If we start using big data formats in the blockchain itself, it will naturally complicate life for everyone, from node holders and wallet creators to ordinary users who will refuse to use Zcash. This proposal offers a compromise. Big data is stored in a decentralized securely encrypted cloud, access to which (a unique private key) is generated at the moment of sending. This cloud itself is not only encrypted, but also defragmented between storage participants. This way no one but the sender or receiver can access the data, but the blockchain remains as lightweight as possible. No one needs to scan and store unnecessary traffic intended only for the immediate participants in the correspondence. And who will store this data? Obviously the participants of the Filecoin project or something like that. The incentives of this vault are beyond the scope of zcash issues.
It could be a unique tool that even government security services don’t have. It seems like a serious Web 3.0 solution to me.
I’m not following this line of thinking, but I venture to guess you might be able to write a version spec that would allow for this since the generic URI structure is extensible enough to point to any off chain resource that’s encrypted.
If we start using big data formats in the blockchain itself, it will naturally complicate life for everyone, from node holders and wallet creators to ordinary users who will refuse to use Zcash. This proposal offers a compromise. Big data is stored in a decentralized securely encrypted cloud, access to which (a unique private key) is generated at the moment of sending.
This is precisely the motivation behind this. Every piece of data doesn’t need to be on chain. Especially if it’s not expected to be publicly available.
And who will store this data?
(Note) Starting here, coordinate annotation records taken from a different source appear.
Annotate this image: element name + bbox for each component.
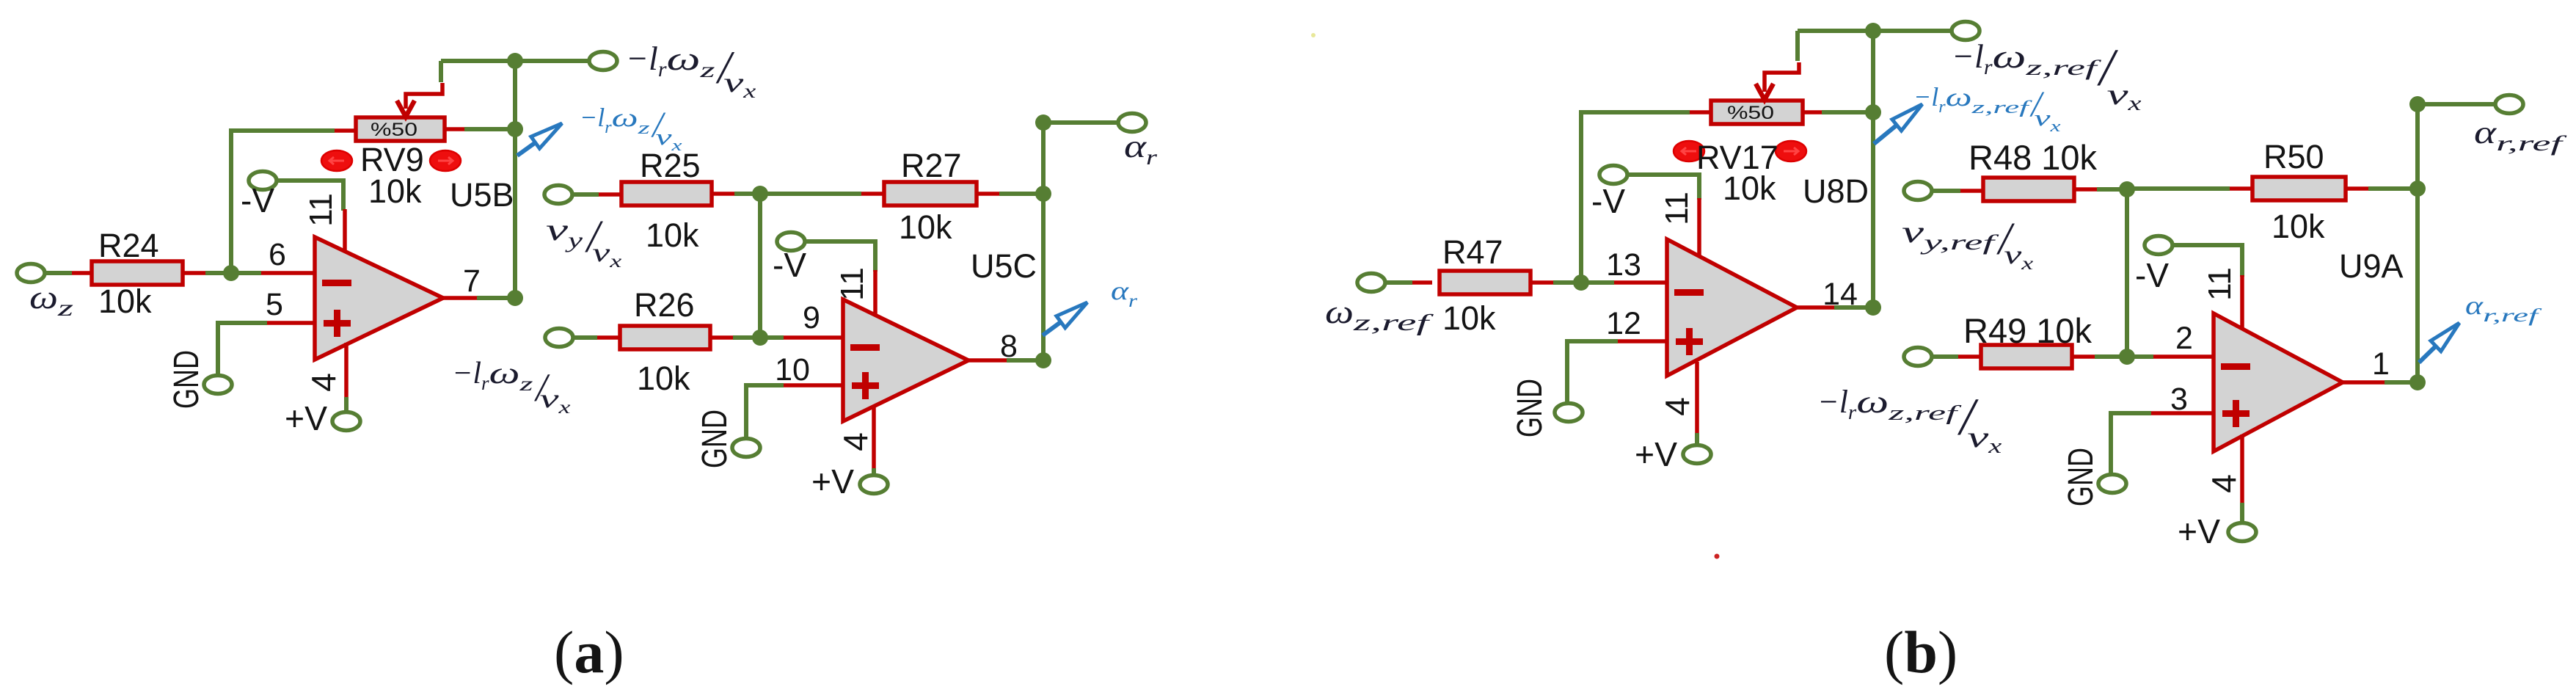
svg-text:U5B: U5B	[450, 176, 514, 214]
wire R50 to node G	[2368, 186, 2418, 191]
wire terminal to R26	[573, 335, 597, 340]
svg-text:10k: 10k	[646, 216, 699, 254]
svg-text:vy/vx: vy/vx	[546, 212, 621, 272]
+V terminal U5C	[860, 476, 888, 494]
resistor R50	[2252, 177, 2346, 200]
svg-text:7: 7	[463, 263, 481, 299]
resistor R47	[1440, 271, 1530, 294]
ground terminal U5B	[204, 376, 232, 394]
feedback wire node E to RV17	[1581, 112, 1690, 283]
svg-text:-V: -V	[1591, 182, 1625, 220]
wire R48 to node F	[2097, 187, 2127, 192]
node top alpha_ref junction	[2409, 96, 2426, 112]
pin stub R25 left	[599, 192, 621, 197]
blue annotation arrow a2	[1043, 322, 1061, 335]
svg-text:10k: 10k	[2272, 208, 2325, 245]
pin 8 stub U5C	[968, 358, 1008, 363]
svg-text:6: 6	[269, 237, 286, 272]
wire terminal to R49	[1932, 354, 1958, 359]
pin stub R27 left	[861, 192, 884, 196]
wire node A to pin 6	[231, 271, 261, 275]
svg-text:(a): (a)	[554, 619, 624, 685]
pin stub R27 right	[977, 192, 999, 196]
pin 4 stub U5C	[872, 405, 876, 468]
node RV9 junction	[507, 121, 523, 137]
+V terminal U8D	[1683, 445, 1711, 464]
node RV17 junction	[1865, 104, 1881, 120]
wire node B to R27	[760, 192, 861, 196]
node F junction	[2119, 181, 2135, 197]
resistor R27	[884, 182, 977, 205]
node C junction	[1035, 186, 1051, 202]
pin 5 stub U5B	[267, 321, 315, 325]
pin stub R47 right	[1530, 280, 1553, 285]
screw mark right of RV9	[430, 150, 461, 171]
wire RV9 to vertical net	[464, 127, 515, 131]
svg-text:-V: -V	[773, 246, 806, 284]
input terminal omega_z_ref	[1357, 274, 1385, 292]
wire R47 to node E	[1553, 280, 1581, 285]
svg-text:αr,ref: αr,ref	[2465, 291, 2542, 326]
terminal vy/vx input	[544, 186, 572, 204]
node G junction	[2409, 181, 2426, 197]
svg-text:1: 1	[2372, 346, 2390, 382]
svg-text:−lrωz,ref/vx: −lrωz,ref/vx	[1913, 82, 2061, 135]
op-amp U9A	[2214, 313, 2343, 451]
pin 2 stub U9A	[2153, 354, 2214, 359]
svg-text:R27: R27	[901, 147, 962, 184]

Obviously the participants of the Filecoin project or something like that.
So this model of encrypted data doesn’t quite align with the replication model of IPFS which typically relies on nodes pinning content because they want to see it again. In this case, we’re using it as a inbox almost so that it can be picked up by the recipient and then dropped. So, more than likely messages that are encrypted are highly unlikely to be stored unless someone pays a node for it or self hosts it (which has it’s own privacy tradeoffs because then the recipient can get your IP address unless proxied via gateways).